Who’s at fault for Republicans’ struggles: Ronna McDaniel or Donald Trump — or neither?
Candidate Vivek Ramaswamy tried to point the finger at McDaniel during the GOP debate, but Trump has been the face of the party since 2016
A split has emerged in the Republican Party over who should take the blame for the party’s struggles in recent elections. Pundits and establishment figures point to former President Donald Trump, the face of the party who faces a long list of criminal charges and has yet to admit his loss in the 2020 election.
But others, including one presidential candidate, are pointing a finger back at the party — and at Republican National Committee chairwoman Ronna McDaniel.
Minutes into last week’s Republican presidential debate, moderators asked the candidates why they, and not Trump, should be the party’s nominee. Instead of critiquing the former president, entrepreneur Vivek Ramaswamy unleashed a scathing rebuke of McDaniel. He never mentioned Trump in his answer.
“We’ve become a party of losers at the end of the day,” Ramaswamy said. “Since Ronna McDaniel took over as chairwoman of the RNC in 2017, we have lost 2018, 2020, 2022, no red wave, that never came. We got trounced last night, in 2023,” referring to the local elections across the country last Tuesday.

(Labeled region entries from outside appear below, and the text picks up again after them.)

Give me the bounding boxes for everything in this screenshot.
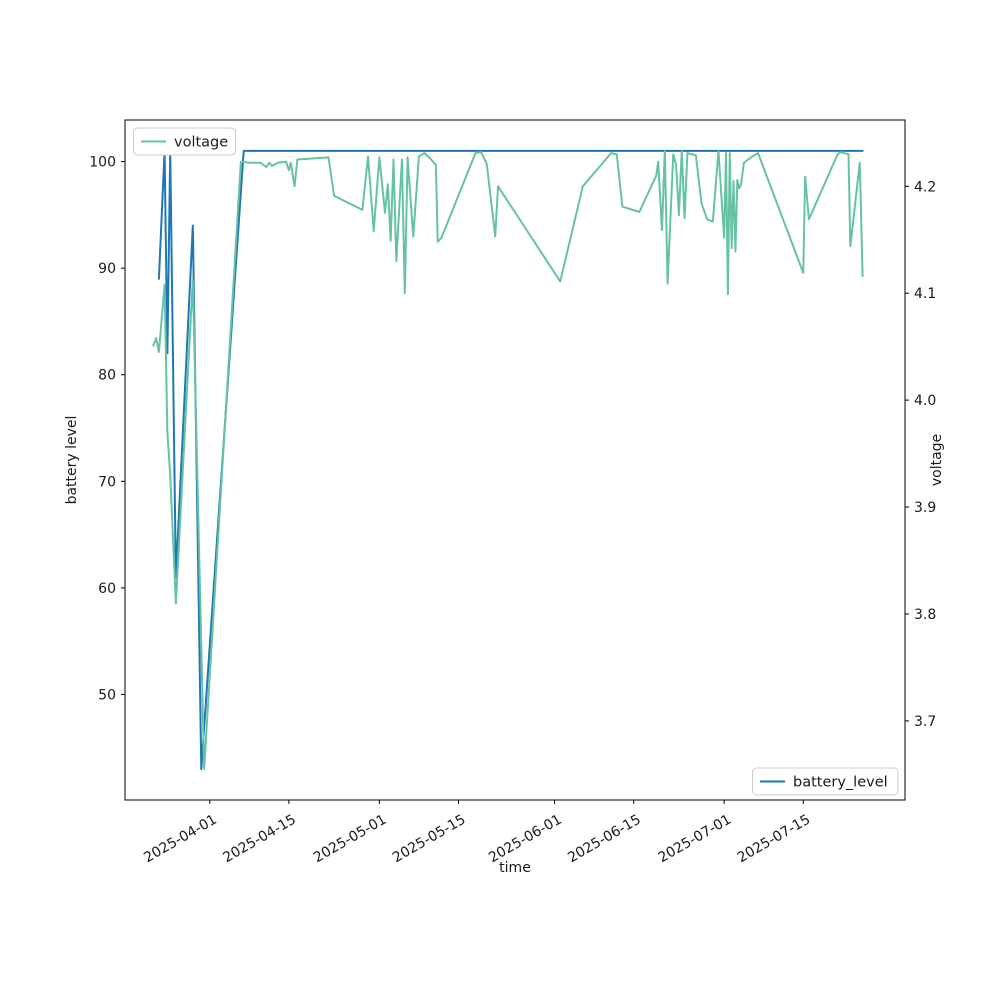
plot-area-frame <box>124 119 906 801</box>
x-tick-label: 2025-06-01 <box>486 812 564 867</box>
y-left-tick-label: 50 <box>98 687 116 703</box>
y-right-tick-label: 4.1 <box>914 286 936 302</box>
x-tick-label: 2025-07-01 <box>656 812 734 867</box>
y-left-tick-label: 100 <box>89 155 116 171</box>
legend-voltage[interactable]: voltage <box>133 127 236 156</box>
series-line-voltage <box>152 150 864 770</box>
x-tick-label: 2025-05-15 <box>390 812 468 867</box>
axis-ticks: 2025-04-01 2025-04-15 2025-05-01 2025-05-15… <box>89 155 936 867</box>
y-axis-label-right: voltage <box>929 434 945 486</box>
legend-voltage-label: voltage <box>174 135 228 151</box>
y-right-tick-label: 3.8 <box>914 607 936 623</box>
y-left-tick-label: 90 <box>98 261 116 277</box>
series-lines <box>152 149 864 771</box>
series-line-battery_level <box>157 149 864 771</box>
y-left-tick-label: 70 <box>98 474 116 490</box>
y-right-tick-label: 4.2 <box>914 179 936 195</box>
legend-battery-level[interactable]: battery_level <box>752 767 899 796</box>
y-right-tick-label: 3.7 <box>914 714 936 730</box>
x-tick-label: 2025-04-15 <box>220 812 298 867</box>
x-tick-label: 2025-07-15 <box>735 812 813 867</box>
y-left-tick-label: 60 <box>98 581 116 597</box>
x-axis-label: time <box>499 860 531 876</box>
y-axis-label-left: battery level <box>64 416 80 505</box>
y-right-tick-label: 4.0 <box>914 393 936 409</box>
legend-battery-level-label: battery_level <box>793 775 888 791</box>
y-right-tick-label: 3.9 <box>914 500 936 516</box>
x-tick-label: 2025-05-01 <box>311 812 389 867</box>
legend-voltage-box <box>133 127 236 156</box>
x-tick-label: 2025-04-01 <box>141 812 219 867</box>
legend-battery-level-box <box>752 767 899 796</box>
x-tick-label: 2025-06-15 <box>565 812 643 867</box>
y-left-tick-label: 80 <box>98 368 116 384</box>
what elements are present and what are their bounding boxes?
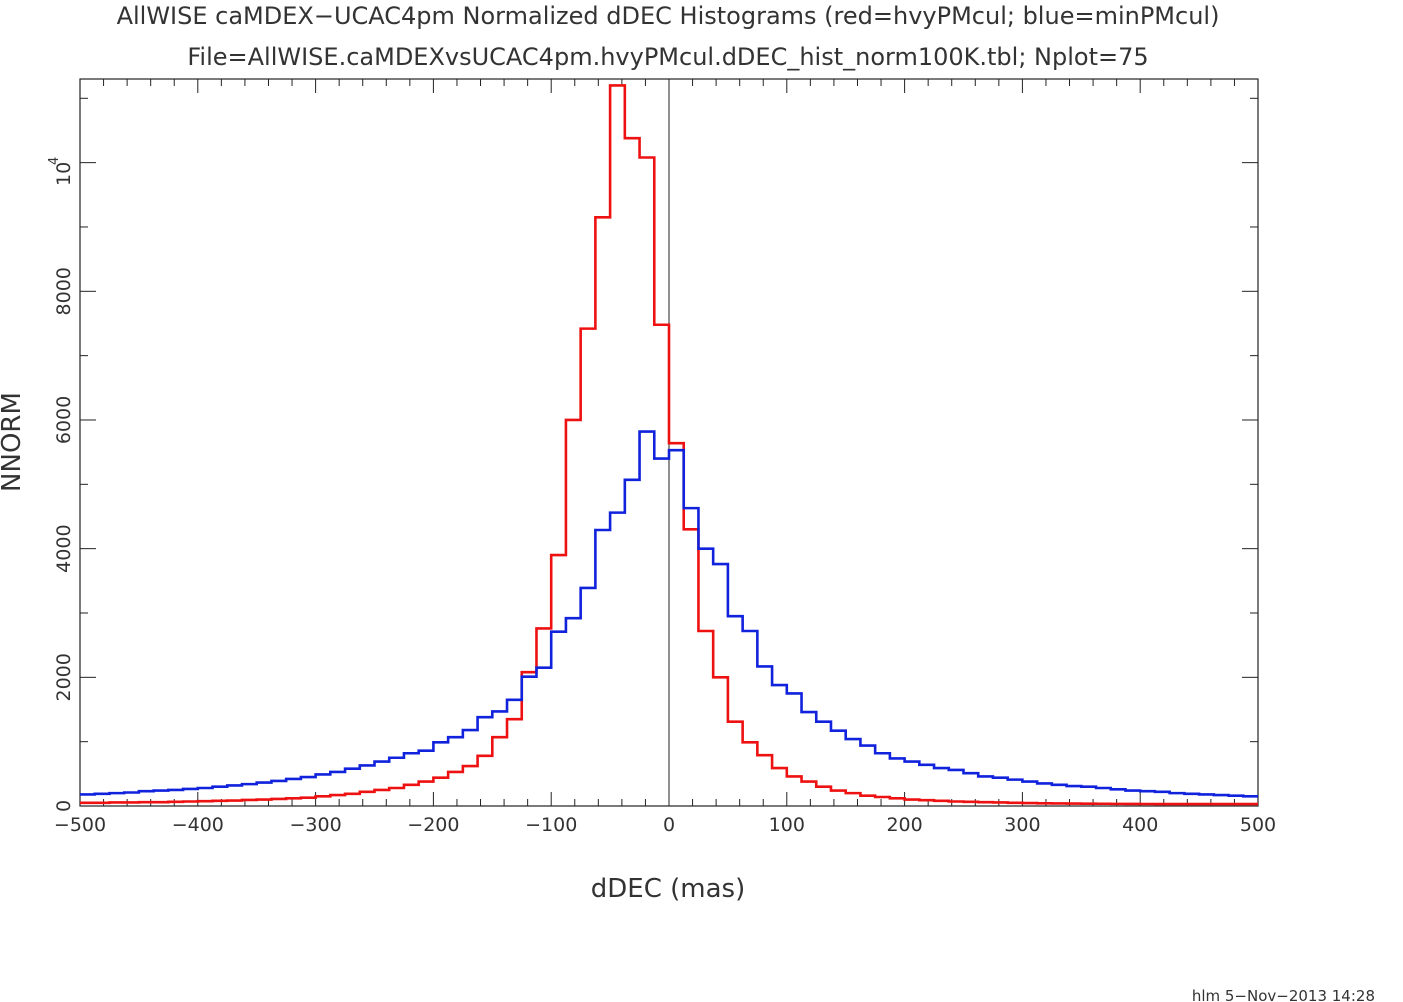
x-tick-label: −500: [54, 814, 106, 836]
y-multiplier-base: 10: [53, 162, 75, 186]
y-multiplier-exponent: 4: [47, 157, 62, 165]
series-layer: [80, 84, 1258, 806]
y-tick-label: 4000: [53, 524, 75, 572]
x-tick-label: −400: [172, 814, 224, 836]
x-tick-label: 400: [1122, 814, 1158, 836]
series-hvyPMcul: [80, 84, 1258, 806]
x-tick-label: 100: [769, 814, 805, 836]
y-axis-label: NNORM: [0, 392, 27, 492]
x-tick-label: −100: [525, 814, 577, 836]
series-minPMcul: [80, 430, 1258, 798]
x-tick-label: 200: [886, 814, 922, 836]
x-tick-label: 0: [663, 814, 675, 836]
footer-timestamp: hlm 5−Nov−2013 14:28: [1192, 987, 1375, 1002]
y-tick-label: 8000: [53, 267, 75, 315]
y-tick-label: 2000: [53, 653, 75, 701]
y-tick-label: 6000: [53, 396, 75, 444]
x-tick-label: −300: [290, 814, 342, 836]
x-axis-label: dDEC (mas): [591, 874, 745, 904]
x-tick-label: 500: [1240, 814, 1276, 836]
x-tick-label: −200: [407, 814, 459, 836]
chart-title: AllWISE caMDEX−UCAC4pm Normalized dDEC H…: [117, 2, 1220, 30]
axes-layer: −500 −400 −300 −200 −100 0 100 200 300 400 500 0 200…: [53, 79, 1276, 836]
x-tick-label: 300: [1004, 814, 1040, 836]
y-tick-label: 0: [53, 800, 75, 812]
chart-subtitle: File=AllWISE.caMDEXvsUCAC4pm.hvyPMcul.dD…: [187, 43, 1148, 71]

He offered to cede his time to McDaniel if she’d “come on stage” and “resign” as party chairwoman.
After the debate, Ramaswamy doubled down. “Ronna should resign,” he said in a post on X. “This shouldn’t be controversial.”
McDaniel clapped back during an appearance on CNN Sunday. “Last I checked, I wasn’t running for president,” she said. “He’s at 4%. He’s looking for headlines.”
The growing rift points to a larger debate in conservative circles: whether party leadership, like McDaniel, should be blamed for Republicans’ defeats in the 2023 elections and the 2022 midterms.
In 2022, many pundits predicted that widespread dissatisfaction with President Joe Biden’s handling of the economy would lead to a “red wave.” But after the Supreme Court overruled Roe v. Wade, abortion proved to be a major factor in the election. Exit polls showed that voters were much more likely to trust Democrats to handle abortion than Republicans. Democrats retained control of the Senate and won most of the gubernatorial races on the ballot; Republicans won the House, but by a much smaller margin than expected.
Last week, voters in Ohio — who voted for Trump in the last two elections — approved a constitutional right to abortion, a major win for Democrats. In deep-red Kentucky, an incumbent Democrat governor won reelection. In Virginia, Democrats regained control of both chambers of the state legislature, a potential blow to Gov. Glenn Youngkin’s possible national political ambitions. And in Pennsylvania, a Democrat won the vacant seat on the state’s Supreme Court.
McDaniel has brushed off criticisms, saying that the RNC isn’t at fault for the losses.
“The RNC builds the road. All the candidates drive on it,” she told CNN Sunday. “You need a good candidate and a good road to get to your destination.”
In the Virginia legislative races, Democrats raised “unprecedented” levels of money, The Associated Press reported, and eventually outspent Republicans by $8 million. McDaniel has led the national Republican Party during periods of record fundraising. But during an appearance on Fox News last week, McDaniel deflected blame for the Virginia outcome, saying the RNC is not responsible for state-level spending.
“A lot of people don’t understand fundraising,” McDaniel said. “I can’t raise state dollars. I don’t get unlimited convention and state dollars. And these were state House and state Senate races.”
But as reticent as McDaniel has been to accept blame for the Republican Party’s electoral struggles, she’s been just as hesitant to criticize Trump. McDaniel, who’s been described as “loyal” to Trump, won a competitive reelection bid as the RNC’s head earlier this year by positioning herself as most capable of handling the Trump problem — humoring and appeasing the former president’s demands, to keep him from splintering off and running a third-party campaign in 2024.
During her CNN appearance Sunday, McDaniel refused to condemn Trump’s Veterans Day comments, in which the former president called his political rivals “vermin.” Several prominent Republicans condemned his comments.
“I’m not going to talk about candidates who are in a contested primary,” McDaniel said.
Later, when asked if she believes Trump would be the “appropriate nominee” for the party even if he were convicted of a crime, she deferred to the voters.
“As party chair, I’m going to support who the voters choose, and yes, if they choose Donald Trump,” she said. “The voters are looking at this and they think there’s a two-tiered system of justice.”